2023 Collaborative Research Development Grant Recipient — Kristopher Sarosiek, PhD
Project Summary
Ovarian cancer is among the most lethal cancers in women and over 60% of the patients diagnosed with this disease eventually succumb to it. In order to effectively treat aggressive ovarian cancers and have the potential for cure therapies must strongly induce cell death in cancer cells. Existing therapies, including the highly effective drugs carboplatin and paclitaxel, damage key components within cancer cells and can cure some patients. However, in most patients the ovarian cancer cells become resistant to therapy and the tumor typically regrows within a few months or years. Recently, new medicines have been developed that can enhance the ability of standard chemotherapies to activate tumor cell death, thus potentially providing an unprecedented opportunity to increase cure rates in many cancers, including ovarian. By combining standard therapies with cell death-promoting BH3 mimetics (medicines that inhibit pro-survival proteins that keep cancer cells alive), clinicians will be able to extend remissions or increase cure rates by delaying or preventing the development of treatment resistance in tumor cells. Importantly, BH3 mimetics have been already approved by the FDA for use in some cancers, with spectacular results observed even in patients that have been previously treated with multiple other therapies. The goal of our studies is to understand how to best use these new, highly effective drugs to improve treatment outcomes for women with ovarian cancers.
This grant was made possible in part by a generous donation from The Edmée Firth Fund for Research in Ovarian Cancer (EFFROC).
Bio
Kris pursued graduate training in Molecular and Cellular Pharmacology at the University of Miami School of Medicine under the mentorship of Izidore Lossos, MD. After receiving his PhD, Kris joined the laboratory of Anthony Letai, MD, PhD, at the Dana-Farber Cancer Institute/ Harvard Medical School for his postdoctoral fellowship.

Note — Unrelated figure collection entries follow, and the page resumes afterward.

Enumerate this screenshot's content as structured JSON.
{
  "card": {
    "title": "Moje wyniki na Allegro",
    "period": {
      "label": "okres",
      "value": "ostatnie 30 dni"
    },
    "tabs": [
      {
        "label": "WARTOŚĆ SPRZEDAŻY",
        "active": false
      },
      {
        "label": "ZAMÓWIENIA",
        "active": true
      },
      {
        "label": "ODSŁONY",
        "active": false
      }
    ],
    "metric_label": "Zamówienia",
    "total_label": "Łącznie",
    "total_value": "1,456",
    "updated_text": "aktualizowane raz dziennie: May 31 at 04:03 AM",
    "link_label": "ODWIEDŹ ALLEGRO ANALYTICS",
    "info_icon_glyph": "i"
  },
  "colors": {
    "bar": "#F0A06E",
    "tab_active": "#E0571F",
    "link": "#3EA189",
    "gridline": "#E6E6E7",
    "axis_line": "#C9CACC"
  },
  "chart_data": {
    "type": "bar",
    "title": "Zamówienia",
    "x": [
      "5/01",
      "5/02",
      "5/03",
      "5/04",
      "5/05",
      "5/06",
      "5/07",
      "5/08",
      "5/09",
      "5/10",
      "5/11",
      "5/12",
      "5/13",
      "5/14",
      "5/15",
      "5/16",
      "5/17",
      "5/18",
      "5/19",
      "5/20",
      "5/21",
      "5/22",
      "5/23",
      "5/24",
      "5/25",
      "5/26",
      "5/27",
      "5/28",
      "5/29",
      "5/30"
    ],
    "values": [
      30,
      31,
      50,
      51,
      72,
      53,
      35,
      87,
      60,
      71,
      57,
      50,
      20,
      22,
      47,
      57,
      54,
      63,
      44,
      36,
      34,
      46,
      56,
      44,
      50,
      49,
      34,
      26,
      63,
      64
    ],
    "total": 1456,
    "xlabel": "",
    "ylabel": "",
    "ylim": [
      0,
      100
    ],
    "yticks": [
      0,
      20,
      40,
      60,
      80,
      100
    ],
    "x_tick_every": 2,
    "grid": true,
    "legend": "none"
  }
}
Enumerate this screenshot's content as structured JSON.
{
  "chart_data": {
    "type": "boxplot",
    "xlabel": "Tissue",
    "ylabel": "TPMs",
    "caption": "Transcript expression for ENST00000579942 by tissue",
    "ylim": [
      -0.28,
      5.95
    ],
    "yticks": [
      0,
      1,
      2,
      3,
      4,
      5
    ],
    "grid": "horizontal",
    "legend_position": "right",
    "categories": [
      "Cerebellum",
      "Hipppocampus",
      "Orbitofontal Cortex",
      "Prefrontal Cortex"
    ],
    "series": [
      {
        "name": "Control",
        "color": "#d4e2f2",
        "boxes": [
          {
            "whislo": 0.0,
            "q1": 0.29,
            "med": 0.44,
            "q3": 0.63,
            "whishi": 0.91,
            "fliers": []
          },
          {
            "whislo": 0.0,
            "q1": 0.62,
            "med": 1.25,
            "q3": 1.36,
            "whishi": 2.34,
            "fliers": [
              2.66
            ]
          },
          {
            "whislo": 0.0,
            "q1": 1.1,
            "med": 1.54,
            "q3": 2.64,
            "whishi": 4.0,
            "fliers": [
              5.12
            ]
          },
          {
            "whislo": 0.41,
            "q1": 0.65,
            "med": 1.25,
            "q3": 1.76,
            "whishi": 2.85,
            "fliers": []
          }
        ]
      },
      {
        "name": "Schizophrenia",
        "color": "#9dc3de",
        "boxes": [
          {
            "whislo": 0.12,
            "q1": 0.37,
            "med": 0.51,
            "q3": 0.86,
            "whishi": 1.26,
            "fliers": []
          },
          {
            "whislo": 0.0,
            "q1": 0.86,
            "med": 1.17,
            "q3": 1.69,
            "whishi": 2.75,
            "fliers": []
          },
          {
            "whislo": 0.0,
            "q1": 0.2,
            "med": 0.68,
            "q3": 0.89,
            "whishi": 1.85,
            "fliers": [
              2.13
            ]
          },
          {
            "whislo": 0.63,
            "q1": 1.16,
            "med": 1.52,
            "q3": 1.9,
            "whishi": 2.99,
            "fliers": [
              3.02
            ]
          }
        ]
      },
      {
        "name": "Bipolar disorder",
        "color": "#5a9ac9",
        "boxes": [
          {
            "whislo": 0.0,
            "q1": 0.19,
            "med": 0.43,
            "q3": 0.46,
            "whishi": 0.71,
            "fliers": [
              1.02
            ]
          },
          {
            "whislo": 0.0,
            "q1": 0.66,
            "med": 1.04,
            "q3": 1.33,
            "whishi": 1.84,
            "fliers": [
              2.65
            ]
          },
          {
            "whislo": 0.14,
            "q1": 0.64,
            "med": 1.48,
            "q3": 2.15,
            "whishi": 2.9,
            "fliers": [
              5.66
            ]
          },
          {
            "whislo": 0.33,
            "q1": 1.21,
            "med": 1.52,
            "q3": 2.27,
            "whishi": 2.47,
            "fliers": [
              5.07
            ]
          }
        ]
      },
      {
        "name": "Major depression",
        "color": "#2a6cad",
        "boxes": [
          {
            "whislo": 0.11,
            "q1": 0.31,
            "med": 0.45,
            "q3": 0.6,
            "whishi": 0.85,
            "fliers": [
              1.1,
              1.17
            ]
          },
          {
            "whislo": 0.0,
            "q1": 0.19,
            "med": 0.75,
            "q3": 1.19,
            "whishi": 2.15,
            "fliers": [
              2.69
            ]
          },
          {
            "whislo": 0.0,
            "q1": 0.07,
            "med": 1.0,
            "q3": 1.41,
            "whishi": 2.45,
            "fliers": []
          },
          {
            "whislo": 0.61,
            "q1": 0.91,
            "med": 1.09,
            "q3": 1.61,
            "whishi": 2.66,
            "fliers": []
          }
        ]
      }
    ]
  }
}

In collaboration with others in the Letai laboratory, Kris found that some patients with cancers including ovarian cancer have tumors that are more highly primed to undergo programmed cell death (apoptosis) than others, as measured by a novel assay called BH3 Profiling (Ni Chonghaile & Sarosiek, et al., Science, 2011). Cancer cells and patient tumors that are more primed to undergo apoptosis are consequently more sensitive to chemotherapy treatment. This finding potentially explains why some patients respond favorably to chemotherapy while others do not. Kris has also utilized BH3 profiling to identify novel interaction preferences among the BCL-2 family of proteins, finding that BID preferentially activates BAK while BIM preferentially activates BAX to trigger apoptosis (Sarosiek, et al., Molecular Cell, 2013)
More recently, Kris has characterized how apoptosis is regulated in healthy tissues and how this impacts cell fate decisions in response to damage and stress (Sarosiek, et al., Cancer Cell, 2017). A key finding of this work is that developmental regulation of apoptosis is a major determinant of the treatment-associated toxicities observed in adult and pediatric cancer patients. The Sarosiek Laboratory at Harvard School of Public Health in Boston is building on these findings by characterizing how cell death is regulated in healthy and diseased cells in order to expose novel opportunities for therapeutic intervention. Our multidisciplinary research team utilizes computational, genetic, biochemical, cellular and molecular approaches to study cell death regulation in vitro and in vivo. Current areas of focus include the modulation of cell death for ovarian cancer therapy and the elucidation of genetic and environmental mechanisms that alter apoptotic homeostasis to drive tumorigenesis.